Closed Joepetey closed 4 years ago

Joepetey commented 4 years ago

Any chance you guys could upload the model weights for this?

shaojinding commented 4 years ago

We will release the pre-trained model soon. Sorry for the wait.

Joepetey commented 4 years ago

Awesome thank you! Any chance you could provide an estimated guess of the release date. Just want to know if i should train myself or wait for the weights.

shaojinding commented 4 years ago

Currently, I'm doing an internship outside the university. I will be able to access to models during the start of the fall semester. At the same time, I will also check with my colleagues to see if they can access the models and release them.

czy97 commented 4 years ago

Awesome thank you! Any chance you could provide an estimated guess of the release date. Just want to know if i should train myself or wait for the weights.

Hey, buddy. Are you reproducing the code now? I run the code, but the results are much worse than the results in the paper.

shaojinding commented 4 years ago

Awesome thank you! Any chance you could provide an estimated guess of the release date. Just want to know if i should train myself or wait for the weights.

Hey, buddy. Are you reproducing the code now? I run the code, but the results are much worse than the results in the paper.

Please do a git pull before data processing. Previously, it extracts log spectrogram, which is different from how to obtained the results (we used magnitude spectrogram instead). We found using log spectrogram will lead to much worse results. Also, please train baselines before the proposed method to make sure data is correctly processed.

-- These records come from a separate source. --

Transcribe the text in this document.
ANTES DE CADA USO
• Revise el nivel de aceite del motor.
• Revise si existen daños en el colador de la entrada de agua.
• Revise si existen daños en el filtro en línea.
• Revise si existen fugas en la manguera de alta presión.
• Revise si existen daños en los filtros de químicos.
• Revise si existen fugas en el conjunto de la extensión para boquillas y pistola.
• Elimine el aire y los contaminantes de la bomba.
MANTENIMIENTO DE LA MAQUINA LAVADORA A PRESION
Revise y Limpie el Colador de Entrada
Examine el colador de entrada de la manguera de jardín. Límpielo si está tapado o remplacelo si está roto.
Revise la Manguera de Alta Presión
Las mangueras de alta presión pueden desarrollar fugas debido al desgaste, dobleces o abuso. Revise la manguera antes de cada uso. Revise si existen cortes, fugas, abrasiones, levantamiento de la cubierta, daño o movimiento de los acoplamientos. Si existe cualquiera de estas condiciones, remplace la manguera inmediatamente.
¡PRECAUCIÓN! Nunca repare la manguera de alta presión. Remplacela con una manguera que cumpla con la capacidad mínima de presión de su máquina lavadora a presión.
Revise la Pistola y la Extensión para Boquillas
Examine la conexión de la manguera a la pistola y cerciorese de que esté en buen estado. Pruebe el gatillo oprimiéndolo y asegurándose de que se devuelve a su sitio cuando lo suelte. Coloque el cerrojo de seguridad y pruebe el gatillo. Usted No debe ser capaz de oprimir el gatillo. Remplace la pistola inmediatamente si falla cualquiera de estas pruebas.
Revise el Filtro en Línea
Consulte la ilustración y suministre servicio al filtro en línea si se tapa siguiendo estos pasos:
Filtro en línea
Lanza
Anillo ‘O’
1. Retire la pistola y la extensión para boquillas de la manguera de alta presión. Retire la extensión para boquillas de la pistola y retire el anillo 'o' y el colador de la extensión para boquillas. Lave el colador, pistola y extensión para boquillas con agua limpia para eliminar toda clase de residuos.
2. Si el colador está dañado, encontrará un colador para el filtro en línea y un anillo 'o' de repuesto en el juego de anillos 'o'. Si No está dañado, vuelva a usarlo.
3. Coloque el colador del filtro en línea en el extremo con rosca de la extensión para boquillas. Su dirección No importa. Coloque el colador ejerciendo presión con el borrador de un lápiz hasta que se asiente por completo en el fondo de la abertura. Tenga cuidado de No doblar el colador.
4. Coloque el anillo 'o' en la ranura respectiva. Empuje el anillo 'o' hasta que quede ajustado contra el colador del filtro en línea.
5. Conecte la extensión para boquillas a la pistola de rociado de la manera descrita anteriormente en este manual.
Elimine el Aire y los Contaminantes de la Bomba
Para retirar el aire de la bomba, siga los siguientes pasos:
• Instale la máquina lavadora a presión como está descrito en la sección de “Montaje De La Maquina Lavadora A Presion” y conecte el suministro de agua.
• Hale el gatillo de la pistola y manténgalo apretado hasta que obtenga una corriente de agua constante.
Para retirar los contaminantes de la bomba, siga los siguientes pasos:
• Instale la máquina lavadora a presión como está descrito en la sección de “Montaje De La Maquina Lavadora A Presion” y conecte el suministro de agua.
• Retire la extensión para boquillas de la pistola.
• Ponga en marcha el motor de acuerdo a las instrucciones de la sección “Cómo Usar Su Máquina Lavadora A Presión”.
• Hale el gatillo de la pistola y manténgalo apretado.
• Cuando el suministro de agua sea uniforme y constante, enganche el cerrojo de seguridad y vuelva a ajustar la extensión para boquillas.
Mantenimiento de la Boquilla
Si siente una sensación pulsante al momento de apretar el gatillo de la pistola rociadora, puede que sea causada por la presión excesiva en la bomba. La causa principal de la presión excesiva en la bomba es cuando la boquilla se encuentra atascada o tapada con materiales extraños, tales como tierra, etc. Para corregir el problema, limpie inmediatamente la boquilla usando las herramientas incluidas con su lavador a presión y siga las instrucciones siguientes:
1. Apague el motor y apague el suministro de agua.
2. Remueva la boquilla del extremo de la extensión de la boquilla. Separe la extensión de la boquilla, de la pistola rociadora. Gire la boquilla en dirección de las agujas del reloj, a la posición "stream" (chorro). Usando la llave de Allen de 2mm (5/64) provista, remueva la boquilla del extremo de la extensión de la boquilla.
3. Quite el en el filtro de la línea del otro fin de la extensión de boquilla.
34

czy97 commented 4 years ago

Awesome thank you! Any chance you could provide an estimated guess of the release date. Just want to know if i should train myself or wait for the weights.

Hey, buddy. Are you reproducing the code now? I run the code, but the results are much worse than the results in the paper.

Please do a git pull before data processing. Previously, it extracts log spectrogram, which is different from how to obtained the results (we used magnitude spectrogram instead). We found using log spectrogram will lead to much worse results. Also, please train baselines before the proposed method to make sure data is correctly processed.

Ok, thanks.

ChokJohn commented 4 years ago

Although I followed the steps to reproduce, but I still can not get a good result. For speaker verification, the current result is about 11%

czy97 commented 4 years ago

Although I followed the steps to reproduce, but I still can not get a good result. For speaker verification, the current result is about 11%

Me too.

ChokJohn commented 4 years ago

@shaojinding I am very interested in your work. As far as I know, you are the first one to achieve such good results only by improving the model structure. Could you provide more detail for me to reproduce the 1.4% EER?

shaojinding commented 4 years ago

@ChokJohn @czy97 Sorry for the late reply. We were following the wrong convention in the previous experiments, as discussed at here. We have updated the results using the correct setting and release the model. Please see the updated README.MD page for the new results and trained model.

shaojinding commented 4 years ago

Awesome thank you! Any chance you could provide an estimated guess of the release date. Just want to know if i should train myself or wait for the weights.

Just FYI, we have updated the results using the correct data split and released the trained model.